Don’t leave yourself unprepared
For many Americans, it’s still possible to go to the store as needed and shop like normal.
But for at-risk groups, the prospect of staying home for a prolonged period of time has become more of a reality, which could make routine shopping trips difficult. The Centers for Disease Control and Prevention advises those over age 60 to be prepared with medicine, household items and groceries.
Furthermore, the American Red Cross recommends helping family members and neighbors, especially those who are at a higher risk of getting very sick from the virus.

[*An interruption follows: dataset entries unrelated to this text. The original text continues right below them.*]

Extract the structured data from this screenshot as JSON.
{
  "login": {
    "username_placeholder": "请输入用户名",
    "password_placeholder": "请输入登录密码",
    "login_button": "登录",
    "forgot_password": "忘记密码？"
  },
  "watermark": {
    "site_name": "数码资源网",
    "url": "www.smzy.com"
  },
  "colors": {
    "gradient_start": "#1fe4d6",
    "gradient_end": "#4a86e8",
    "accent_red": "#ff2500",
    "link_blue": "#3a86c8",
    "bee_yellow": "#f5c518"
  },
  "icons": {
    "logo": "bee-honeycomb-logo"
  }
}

If you’re looking to buy supplies — because you are a member of a vulnerable group, you're assisting someone who is or you're limiting your own exposure in public — and are facing high prices or shortages, try places you don’t usually shop. If you can’t find certain items at supermarkets or big box stores, look at drugstores, office supply stores or even home improvement stores (yes, they sell paper towels and soap).
Skip the items you don’t absolutely need so you aren’t wasting your time and money. Check with the CDC to see what’s recommended before you begin hunting for things.
And stay informed about your own risk. Follow the latest news from the CDC so you know how your area of the country is being affected by coronavirus.
Tip: Use this experience as an impetus to get prepared for any type of emergency or disaster that may happen in the future. “After the virus is contained and we resume our normal routines, people should consider putting together a small stockpile of necessities,” Newman said. “That way they’ll already be prepared when the next panicked rush of consumers hits retail stores — and even likely save some money in the process.”